Courage, Snipers and Riots

Police-Writers.com, a website dedicated to listing state and local police officers who have authored books, added five police officers and one civilian police employee to the growing list of police officers turned authors.

Captain
Thomas G. Dempsey of the San Francisco Police Department researched the deaths of the 92 San Francisco police officers killed in the line of duty between 1878 and 1994, and authored the book Men of Courage: San Francisco Police Officers.

Curt Nelson has been a San Francisco Police Department police officer, a member of the Screen Actor's Guild and a negotiator for Rockefeller Center, Inc. in New York City. Curt has authored Darkstar and Heart of the Hunter. According to the book description, Darkstar “is a novel of sex, violence, murder and revenge, set in San Francisco and Hawaii, spanning a time period of twenty years before coming full circle.”

Peter E. Laksbergs was born in Wisconsin. While in the U.S. military, he received law enforcement training, ground defense tactics, and special weapons training. He is currently a police officer with the San Antonio Police Department (Texas). Laksbergs first novel is Scope of Lie: A Sniper’s Diary, is the story of a young man who enters the military, “learns quickly and respects authority, and is a great shot.” According to the book description, “these attributes do not go unnoticed.” And, the main character ultimately learns to “hit the target, confirm the kill and get home” for the "The Agency." Years, missions and lies pile up until there is one “lie in particular that Pete (the main character) cannot ignore-that what he is doing is in the name of national security. But the next mission targets Pete and his family. This time, Pete has to make sure that this mission does not succeed.”

Inspector
Victor L. Short (retired) of the San Francisco Police Department explores his 32 year career in Only the Facts Ma’am.

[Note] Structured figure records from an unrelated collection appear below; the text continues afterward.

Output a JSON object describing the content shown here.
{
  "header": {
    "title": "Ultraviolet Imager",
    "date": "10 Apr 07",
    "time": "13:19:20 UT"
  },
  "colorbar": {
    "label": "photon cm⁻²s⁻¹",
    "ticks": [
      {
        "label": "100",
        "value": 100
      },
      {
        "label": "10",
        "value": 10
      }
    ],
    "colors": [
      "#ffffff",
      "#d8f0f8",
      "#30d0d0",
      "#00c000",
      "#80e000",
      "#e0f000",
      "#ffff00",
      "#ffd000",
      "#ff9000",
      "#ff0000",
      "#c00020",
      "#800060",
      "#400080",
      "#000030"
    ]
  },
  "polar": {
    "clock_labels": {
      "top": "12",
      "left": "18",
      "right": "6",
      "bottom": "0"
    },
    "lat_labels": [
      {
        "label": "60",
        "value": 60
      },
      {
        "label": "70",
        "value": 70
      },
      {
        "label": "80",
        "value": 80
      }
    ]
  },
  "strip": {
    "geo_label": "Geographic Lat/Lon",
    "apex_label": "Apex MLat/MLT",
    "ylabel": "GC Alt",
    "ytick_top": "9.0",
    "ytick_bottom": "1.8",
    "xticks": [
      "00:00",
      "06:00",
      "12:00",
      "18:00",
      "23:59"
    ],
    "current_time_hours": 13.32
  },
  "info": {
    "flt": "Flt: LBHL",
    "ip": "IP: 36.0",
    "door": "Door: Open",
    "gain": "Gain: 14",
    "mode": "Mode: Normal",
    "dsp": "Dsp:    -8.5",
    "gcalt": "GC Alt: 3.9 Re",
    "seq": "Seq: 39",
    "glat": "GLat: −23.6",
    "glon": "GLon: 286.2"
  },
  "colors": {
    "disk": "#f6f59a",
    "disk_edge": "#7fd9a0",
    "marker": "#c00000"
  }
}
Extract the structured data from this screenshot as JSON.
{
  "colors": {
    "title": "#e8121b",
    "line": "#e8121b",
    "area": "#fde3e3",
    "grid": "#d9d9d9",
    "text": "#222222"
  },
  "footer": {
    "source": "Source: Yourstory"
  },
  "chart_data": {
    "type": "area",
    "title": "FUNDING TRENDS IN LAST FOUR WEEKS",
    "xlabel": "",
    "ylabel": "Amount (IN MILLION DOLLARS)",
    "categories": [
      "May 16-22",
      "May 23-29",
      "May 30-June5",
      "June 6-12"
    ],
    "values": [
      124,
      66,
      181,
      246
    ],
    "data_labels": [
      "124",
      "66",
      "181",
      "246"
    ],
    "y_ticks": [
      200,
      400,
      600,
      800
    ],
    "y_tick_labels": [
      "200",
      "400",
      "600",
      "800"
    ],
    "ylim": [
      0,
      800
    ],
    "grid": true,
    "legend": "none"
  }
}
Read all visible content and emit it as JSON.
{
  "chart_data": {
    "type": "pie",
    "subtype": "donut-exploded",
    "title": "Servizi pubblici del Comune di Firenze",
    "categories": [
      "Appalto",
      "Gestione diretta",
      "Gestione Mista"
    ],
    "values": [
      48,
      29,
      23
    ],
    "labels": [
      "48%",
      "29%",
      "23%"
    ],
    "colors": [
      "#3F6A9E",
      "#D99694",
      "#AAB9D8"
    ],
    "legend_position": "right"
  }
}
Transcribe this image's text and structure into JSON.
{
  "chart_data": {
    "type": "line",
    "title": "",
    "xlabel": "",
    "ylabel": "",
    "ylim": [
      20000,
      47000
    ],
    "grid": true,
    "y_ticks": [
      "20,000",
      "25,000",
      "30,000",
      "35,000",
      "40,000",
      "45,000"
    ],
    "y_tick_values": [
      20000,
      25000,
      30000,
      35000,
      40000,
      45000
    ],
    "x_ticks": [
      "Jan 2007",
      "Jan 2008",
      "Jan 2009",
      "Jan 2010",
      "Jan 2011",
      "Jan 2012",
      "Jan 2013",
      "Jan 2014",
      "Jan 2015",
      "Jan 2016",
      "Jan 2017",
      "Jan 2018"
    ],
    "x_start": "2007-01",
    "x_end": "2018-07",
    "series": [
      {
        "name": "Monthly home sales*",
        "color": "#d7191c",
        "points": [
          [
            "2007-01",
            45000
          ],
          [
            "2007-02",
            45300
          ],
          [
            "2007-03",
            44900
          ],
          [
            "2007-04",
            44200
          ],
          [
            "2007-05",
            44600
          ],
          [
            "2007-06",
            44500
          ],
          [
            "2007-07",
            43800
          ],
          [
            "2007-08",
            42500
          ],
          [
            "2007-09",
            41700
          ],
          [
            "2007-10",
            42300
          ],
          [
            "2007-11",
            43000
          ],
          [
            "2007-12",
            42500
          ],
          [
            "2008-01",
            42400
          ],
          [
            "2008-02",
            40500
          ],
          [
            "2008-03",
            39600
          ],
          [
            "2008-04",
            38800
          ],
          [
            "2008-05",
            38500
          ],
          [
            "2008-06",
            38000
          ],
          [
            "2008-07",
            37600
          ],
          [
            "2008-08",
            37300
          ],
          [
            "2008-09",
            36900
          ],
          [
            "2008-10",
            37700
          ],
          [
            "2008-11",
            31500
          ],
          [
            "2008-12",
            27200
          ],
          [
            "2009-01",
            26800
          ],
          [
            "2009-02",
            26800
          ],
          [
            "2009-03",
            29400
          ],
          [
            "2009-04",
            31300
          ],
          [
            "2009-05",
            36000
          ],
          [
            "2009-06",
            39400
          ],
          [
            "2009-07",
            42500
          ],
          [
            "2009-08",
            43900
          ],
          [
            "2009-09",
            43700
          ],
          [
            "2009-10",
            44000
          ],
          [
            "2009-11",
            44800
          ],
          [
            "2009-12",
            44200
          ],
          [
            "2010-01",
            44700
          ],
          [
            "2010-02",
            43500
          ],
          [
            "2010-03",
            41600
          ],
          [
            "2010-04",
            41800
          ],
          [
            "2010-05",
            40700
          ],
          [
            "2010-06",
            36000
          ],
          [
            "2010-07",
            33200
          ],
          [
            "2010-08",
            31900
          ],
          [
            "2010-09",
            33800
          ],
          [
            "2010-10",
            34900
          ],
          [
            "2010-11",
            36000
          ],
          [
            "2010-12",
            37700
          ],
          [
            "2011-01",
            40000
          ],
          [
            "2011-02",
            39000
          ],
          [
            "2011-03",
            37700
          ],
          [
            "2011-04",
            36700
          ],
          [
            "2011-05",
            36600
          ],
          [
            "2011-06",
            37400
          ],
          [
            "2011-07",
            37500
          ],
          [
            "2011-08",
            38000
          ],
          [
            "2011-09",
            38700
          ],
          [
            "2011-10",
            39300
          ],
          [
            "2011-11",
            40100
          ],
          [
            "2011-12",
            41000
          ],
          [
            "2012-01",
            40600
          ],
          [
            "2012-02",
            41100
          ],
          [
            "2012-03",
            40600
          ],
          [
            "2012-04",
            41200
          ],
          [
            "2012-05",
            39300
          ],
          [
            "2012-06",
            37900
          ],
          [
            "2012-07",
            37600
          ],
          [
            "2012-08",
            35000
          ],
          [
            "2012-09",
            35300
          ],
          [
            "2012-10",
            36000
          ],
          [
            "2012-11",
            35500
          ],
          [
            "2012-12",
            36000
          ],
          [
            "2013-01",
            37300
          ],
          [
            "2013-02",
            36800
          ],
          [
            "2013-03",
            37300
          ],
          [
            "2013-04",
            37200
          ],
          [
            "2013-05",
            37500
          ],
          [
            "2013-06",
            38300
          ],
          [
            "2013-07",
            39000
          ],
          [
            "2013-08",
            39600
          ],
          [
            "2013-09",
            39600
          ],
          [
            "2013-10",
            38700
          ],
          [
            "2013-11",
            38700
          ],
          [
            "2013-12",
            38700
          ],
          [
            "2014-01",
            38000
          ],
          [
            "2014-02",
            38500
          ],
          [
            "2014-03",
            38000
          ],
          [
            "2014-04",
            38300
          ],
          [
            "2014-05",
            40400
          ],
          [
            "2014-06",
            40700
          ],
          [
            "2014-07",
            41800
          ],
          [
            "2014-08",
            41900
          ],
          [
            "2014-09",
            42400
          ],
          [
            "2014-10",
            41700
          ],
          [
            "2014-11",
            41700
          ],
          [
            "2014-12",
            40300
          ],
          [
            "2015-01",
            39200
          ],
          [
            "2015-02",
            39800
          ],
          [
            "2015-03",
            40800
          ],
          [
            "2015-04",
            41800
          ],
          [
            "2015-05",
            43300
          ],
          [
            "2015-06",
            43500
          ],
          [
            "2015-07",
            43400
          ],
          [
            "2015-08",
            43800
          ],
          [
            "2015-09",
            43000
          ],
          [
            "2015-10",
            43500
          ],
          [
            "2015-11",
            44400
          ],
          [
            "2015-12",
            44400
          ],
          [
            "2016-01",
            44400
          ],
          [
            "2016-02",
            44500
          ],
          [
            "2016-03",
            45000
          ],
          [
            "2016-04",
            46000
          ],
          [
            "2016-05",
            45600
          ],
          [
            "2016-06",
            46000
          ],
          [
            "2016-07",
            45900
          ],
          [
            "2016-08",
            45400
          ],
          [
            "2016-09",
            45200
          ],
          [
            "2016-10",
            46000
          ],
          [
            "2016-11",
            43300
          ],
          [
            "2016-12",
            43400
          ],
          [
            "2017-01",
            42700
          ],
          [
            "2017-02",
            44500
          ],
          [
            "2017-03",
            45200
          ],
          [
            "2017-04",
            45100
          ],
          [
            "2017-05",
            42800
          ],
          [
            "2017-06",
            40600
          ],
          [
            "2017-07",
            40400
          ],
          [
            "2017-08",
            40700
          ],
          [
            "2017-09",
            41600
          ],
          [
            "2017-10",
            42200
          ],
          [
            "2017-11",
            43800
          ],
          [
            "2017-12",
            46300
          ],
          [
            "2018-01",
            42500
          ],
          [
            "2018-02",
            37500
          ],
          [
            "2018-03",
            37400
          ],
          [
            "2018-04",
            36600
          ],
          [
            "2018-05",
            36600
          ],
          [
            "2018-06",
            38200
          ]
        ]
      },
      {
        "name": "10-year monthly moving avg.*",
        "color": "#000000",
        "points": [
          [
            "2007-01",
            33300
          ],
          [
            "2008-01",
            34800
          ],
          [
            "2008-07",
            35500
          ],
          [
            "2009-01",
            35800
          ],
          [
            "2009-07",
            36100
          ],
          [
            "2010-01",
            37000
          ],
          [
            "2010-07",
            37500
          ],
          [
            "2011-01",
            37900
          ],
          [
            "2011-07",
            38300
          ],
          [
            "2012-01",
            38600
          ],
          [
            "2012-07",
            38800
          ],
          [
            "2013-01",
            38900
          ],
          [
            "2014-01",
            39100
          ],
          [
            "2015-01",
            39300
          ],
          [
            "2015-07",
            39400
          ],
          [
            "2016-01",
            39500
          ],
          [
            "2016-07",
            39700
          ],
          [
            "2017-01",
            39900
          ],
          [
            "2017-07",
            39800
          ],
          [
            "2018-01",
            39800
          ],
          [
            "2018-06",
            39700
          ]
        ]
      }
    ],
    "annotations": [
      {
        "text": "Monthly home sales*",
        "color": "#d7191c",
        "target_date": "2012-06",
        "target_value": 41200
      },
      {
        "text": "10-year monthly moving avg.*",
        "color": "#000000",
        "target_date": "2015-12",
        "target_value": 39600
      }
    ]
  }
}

Tom Owens, a former Los Angeles Police Department police officer wrote Lying Eyes: The Truth Behind the Corruption and Brutality of the Lapd and the Beating of Rodney King. According to Kirkus reviews, the book is “an inside look at the Rodney King case, the ensuing trials, and the L.A. riots that followed, by the private detective hired by King's attorney to investigate the police officers' conduct and provide security for the beleaguered beating victim. A former L.A. policeman, Owens does not claim to tell ``the Rodney King story,'' but rather, with the help of Hollywood writer Browning, to give ``the factual version.'' In reviewing his own 12 years on the LAPD (he's oddly vague as to dates, when he resigned and why, what he did prior to opening his agency, etc.), he contends that the violence demonstrated by the officers that night in March 1991 is systemic, and that there is a ``code of silence'' that helps ``explain the attitudes of some of the officers'' caught in the act on George Holliday's now famous videotape.”

As a former
Los Angeles Police Department police officer, Tom Owens was also added to the list at LAPDauthors.com.

Police-Writers.com now hosts 340
police officers (representing 143 police departments) and their 765 books in six categories, there are also listings of United States federal law enforcement employees turned authors, international police officers who have written books and civilian police personnel who have written books.